1. If $a\equiv b\pmod{N}$, then $a^k \equiv b^k \pmod{N}$ for any positive integer kk.

使用多项式 Hash 计算pattern的hash，$h(d) = \Sigma d_i \times b^i \pmod Q$：

// Compute hash for M-digit key
private long hash(String key, int M)
{
    long h = 0;
    for (int j = 0; j < M; j++)
        h = (R * h + key.charAt(j)) % Q;
    return h;
}

RK算法的核心是，在pattern和text的对比中，如何动态地利用前面位置i已计算的值来计算新位置i+1的哈希. 给定$x_i$，如何计算$x_{i+1}$： $$x_i = t_i R^{M-1} + T_{i+1}R^{M-2} + … + t_{i+M-1}R^0$$ 其中M-digit, base-R integer, modulo Q $$x_{i+1} = t_{i+1}R^{M-1} + T_{i+2}R^{M-2} + … + t_{i+M}R^0$$ $$x_{i+1} = (x_i - t_i R^{M-1}) R + t_{i+M}$$

根据这个关系可知, 我们不必动态维护$x_i$值，而只需维护其除$Q$的余数即可。而且，$R^{M-1}$是可以预先计算的.

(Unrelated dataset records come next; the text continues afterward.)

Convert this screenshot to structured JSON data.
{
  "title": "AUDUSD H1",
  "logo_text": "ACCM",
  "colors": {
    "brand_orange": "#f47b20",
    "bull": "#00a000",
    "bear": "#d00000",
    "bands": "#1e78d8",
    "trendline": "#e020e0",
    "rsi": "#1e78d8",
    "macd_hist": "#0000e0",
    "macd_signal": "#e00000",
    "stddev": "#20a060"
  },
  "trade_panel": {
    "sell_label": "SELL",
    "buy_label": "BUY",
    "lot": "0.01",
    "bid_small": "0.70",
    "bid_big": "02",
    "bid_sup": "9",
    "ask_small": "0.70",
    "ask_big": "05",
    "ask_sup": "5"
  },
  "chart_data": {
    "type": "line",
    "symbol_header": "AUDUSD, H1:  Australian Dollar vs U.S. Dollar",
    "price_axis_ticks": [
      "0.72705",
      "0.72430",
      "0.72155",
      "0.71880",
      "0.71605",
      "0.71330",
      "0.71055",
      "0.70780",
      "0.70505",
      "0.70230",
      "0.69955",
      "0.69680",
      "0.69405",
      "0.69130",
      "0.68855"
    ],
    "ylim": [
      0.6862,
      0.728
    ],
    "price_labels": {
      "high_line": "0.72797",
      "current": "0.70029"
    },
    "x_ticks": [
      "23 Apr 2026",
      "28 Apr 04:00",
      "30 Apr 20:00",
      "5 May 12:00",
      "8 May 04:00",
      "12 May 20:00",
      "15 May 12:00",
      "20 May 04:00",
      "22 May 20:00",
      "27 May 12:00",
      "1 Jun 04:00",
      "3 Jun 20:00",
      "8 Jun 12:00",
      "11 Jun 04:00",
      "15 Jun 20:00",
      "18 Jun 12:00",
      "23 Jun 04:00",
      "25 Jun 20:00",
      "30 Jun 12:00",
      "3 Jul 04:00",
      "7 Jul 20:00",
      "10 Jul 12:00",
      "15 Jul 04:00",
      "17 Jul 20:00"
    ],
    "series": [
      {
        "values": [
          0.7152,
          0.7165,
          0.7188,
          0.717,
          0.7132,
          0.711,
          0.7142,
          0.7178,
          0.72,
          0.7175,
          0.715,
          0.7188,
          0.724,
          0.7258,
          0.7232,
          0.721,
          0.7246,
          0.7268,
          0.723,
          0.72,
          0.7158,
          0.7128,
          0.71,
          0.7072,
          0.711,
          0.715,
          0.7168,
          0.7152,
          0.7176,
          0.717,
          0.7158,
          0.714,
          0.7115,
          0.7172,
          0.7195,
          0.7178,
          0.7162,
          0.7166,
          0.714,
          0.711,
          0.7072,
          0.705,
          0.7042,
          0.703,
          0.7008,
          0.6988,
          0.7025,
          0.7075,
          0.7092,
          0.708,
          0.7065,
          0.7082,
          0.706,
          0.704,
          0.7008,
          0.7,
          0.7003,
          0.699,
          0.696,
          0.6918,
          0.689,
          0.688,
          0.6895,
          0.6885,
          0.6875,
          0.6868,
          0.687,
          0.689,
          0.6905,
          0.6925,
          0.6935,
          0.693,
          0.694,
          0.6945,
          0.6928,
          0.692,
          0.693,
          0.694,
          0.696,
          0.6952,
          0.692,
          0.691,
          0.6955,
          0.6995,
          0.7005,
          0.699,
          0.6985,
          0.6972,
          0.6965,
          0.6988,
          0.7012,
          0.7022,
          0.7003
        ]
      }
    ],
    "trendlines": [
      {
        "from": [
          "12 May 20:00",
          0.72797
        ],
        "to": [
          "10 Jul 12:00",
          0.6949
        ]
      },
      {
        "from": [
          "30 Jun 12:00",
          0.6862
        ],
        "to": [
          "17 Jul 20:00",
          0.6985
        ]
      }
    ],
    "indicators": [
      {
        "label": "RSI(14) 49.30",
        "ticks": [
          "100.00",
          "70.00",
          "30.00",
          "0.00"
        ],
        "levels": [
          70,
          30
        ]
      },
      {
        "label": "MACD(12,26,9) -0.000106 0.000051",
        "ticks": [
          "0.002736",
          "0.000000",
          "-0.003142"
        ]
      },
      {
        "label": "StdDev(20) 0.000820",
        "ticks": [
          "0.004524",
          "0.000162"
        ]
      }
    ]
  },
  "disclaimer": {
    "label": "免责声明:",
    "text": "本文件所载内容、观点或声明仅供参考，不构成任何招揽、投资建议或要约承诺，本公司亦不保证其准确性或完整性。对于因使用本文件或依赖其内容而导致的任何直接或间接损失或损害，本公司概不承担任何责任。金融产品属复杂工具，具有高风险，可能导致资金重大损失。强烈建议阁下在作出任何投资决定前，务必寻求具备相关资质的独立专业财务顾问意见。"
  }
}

同时为了避免出现负数, 需要在每次运算中加一次Q(不影响取余结果) $$\begin{equation} \begin{aligned} (x_i + 1) \pmod Q &= (x_i + Q - t_i \times RM) \pmod Q \ &= (x_i - t_i \times RM) \pmod Q + (t_i \times Q) \pmod Q \end{aligned} \end{equation} $$

于是得出具体的搜索方法

public class RabinKarp
{
    private String pat; // pattern (only needed for Las Vegas)
    private long patHash; // pattern hash value
    private int M; // pattern length
    private long Q; // a large prime
    private int R = 256; // alphabet size
    private long RM; // R^(M-1) % Q
    
    public RabinKarp(String pat)
    {
        this.pat = pat; // save pattern (only needed for Las Vegas)
        this.M = pat.length();
        Q = longRandomPrime(); // See Exercise 5.3.33.
        RM = 1;
        for (int i = 1; i <= M-1; i++) // Compute R^(M-1) % Q for use
            RM = (R * RM) % Q; // in removing leading digit.
        patHash = hash(pat, M);
    }

    /** check for hash collision using rolling hash function */
    public int search(String txt)
    { // Search for hash match in text.
        int N = txt.length();
        long txtHash = hash(txt, M);
        if (patHash == txtHash) return 0; // Match at beginning.
        for (int i = M; i < N; i++)
        { // Remove leading digit, add trailing digit, check for match.
            txtHash = (txtHash + Q - RM*txt.charAt(i-M) % Q) % Q;
            txtHash = (txtHash*R + txt.charAt(i)) % Q;
            if (patHash == txtHash)
                if (check(i - M + 1)) return i - M + 1; // match
        }
        return N; // no match found
    }
}

Monte Carlo Correctness

存在哈希冲突, 如果要保证100%的字符匹配准确, 需要在hash匹配后, 进行一次字符的比对, 这就是Las Vegas版本的RK算法。而Monte Carlo版本的RK算法通过把映射hash表的Q值取尽可能大(比如long值$10^{20}$), 使得hash冲突概率降得尽可能低(如低至$1/Q = 10^{-20}$).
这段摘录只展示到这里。